Cloud Atlas: (Tom Tykwer/Johnny Klimek/Reinhold Heil) Filmmaker ambition is an admirable force to be reckoned with, but it cannot alone dictate success. Based on the sprawling 2004 book by David Mitchell, the 2012 cinematic adaptation of Cloud Atlas was many years in the making by the Wachowskis and Tom Tykwer. It struggled financially and barely saw the light of day, its plight supported through the years by lead actor Tom Hanks. As one of the most expensive independent and German films ever, Cloud Atlas sought to convey the impossible in even its lengthy running time, spanning many centuries in six segments that were filmed separately by the directors. (Ten years later, it would have been a television series.) Actors rotate through each segment to represent the souls of characters that persist throughout time and place, with each segment building upon a narrative element from a prior one. Issues of existentialism, sexuality, politics, health, and everything in between are explored in the vast tapestry of this tale, begging for repeat viewings to appreciate. Regardless of how the consequences of life choices are examined in Cloud Atlas, the core commonality in most of the segments is that terrible things happen to people and humanity is, essentially, corrupted by malice, stupidity, and a severe lack of empathy. While some see the film as exemplary high art of intellectual prowess, including Hanks, who continues to advocate for it years later, others inevitably find it immensely depressing in that souls, despite glimmers of hope here and there, can be involved in repeatedly unsavory outcomes if reincarnated. The movie remains among the most polarizing of its generation, with critics largely loving or hating it for those reasons. Audiences generally didn't understand or embrace the picture, and abysmal box office returns reinforced persistent studio hesitancy about its prospects. All of the same elements of taste and success apply to the soundtrack for the film, which plays an outsized role in the narrative because of the prominent role of music in one of the early segments.

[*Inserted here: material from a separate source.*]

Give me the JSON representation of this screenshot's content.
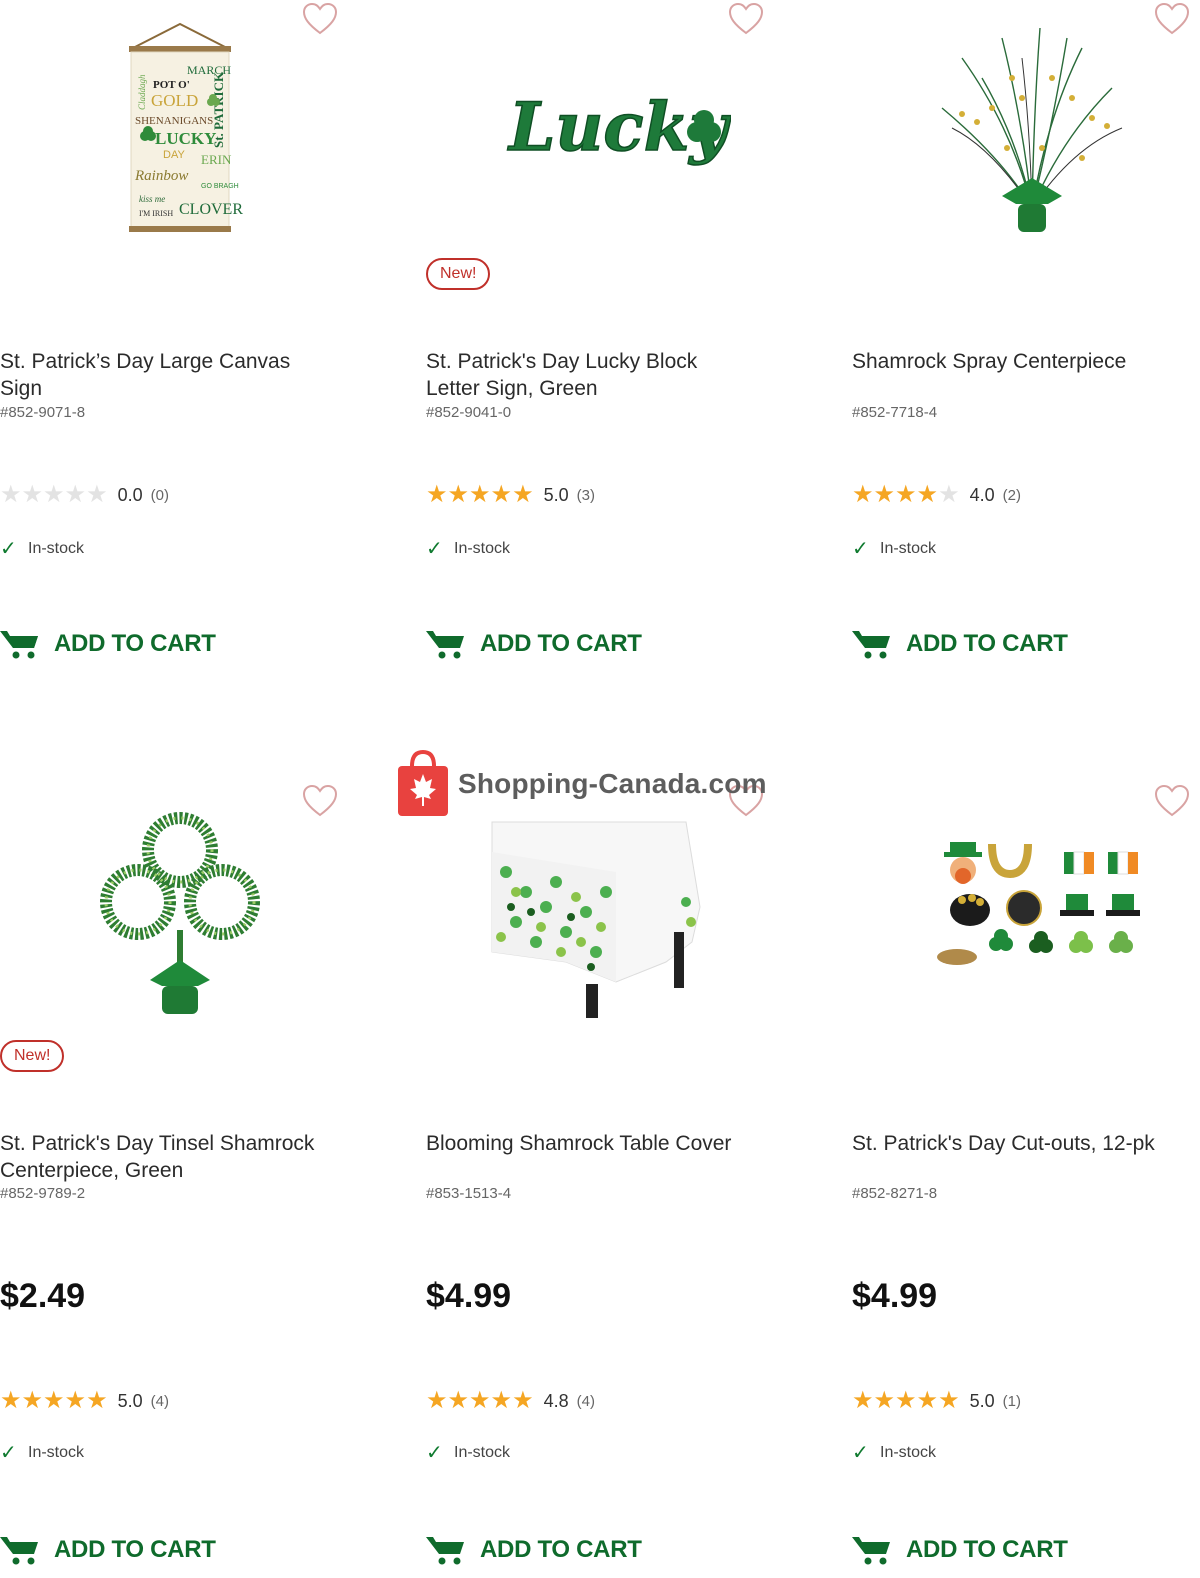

The score for Cloud Atlas was provided by Tykwer himself alongside Johnny Klimek and Reinhold Heil; the trio was known as the "Pale 3" and had collaborated on many Tykwer films previously. Orchestrator Gene Pritsker provided arrangements on the main themes. Their film scores have tended to defy convention artistically, and Cloud Atlas is certainly no exception. Highly praised within the film music community in 2012, the Cloud Atlas score remains as polarizing as the film itself. Some listeners appreciate Tykwer, Klimek, and Heil's approach to adapting their thematic base to distinctive styles over each of the six segments. Others will recognize that strategy but be unable to overcome the sheer misery that much of the music conveys. There is no doubt that the composers' choice to evolve the score's two main thematic ideas over the centuries has appeal, especially as those ideas eventually find their footing. Adapting melodies to strikingly different circumstances has undeniable appeal. But if the actual rendering of those themes is lifeless, repetitive, grating, simplistic, and prickly throughout most of the picture, then does the intelligence behind them even matter? This is the question that will determine your level of passion or tolerance for the music of Cloud Atlas. Sadly, the score's bleak demeanor is exacerbated by the offensively obnoxious harmonies of the themes, the composers' identities not entirely pleasant even in their most tonally accessible performances. The lack of consistency in the instrumental renderings is not as much a problem in context as it is on album, but the score does struggle to clearly enunciate smart instrumental carry-overs from segment to segment. There's a little bit of everything thrown into the ensemble, though not as creatively as one would hope. Pritsker's neo-classical orchestrations are defining in a few segments, though the middle batch explores more synthetic, percussive, and choral influences. The colors applied to the music of Cloud Atlas are just as dull as the constructs, though, the atmospheres often cloudy and understated in such a way as to suggest intentionally brainy light-handedness that sucks the life out of the recording.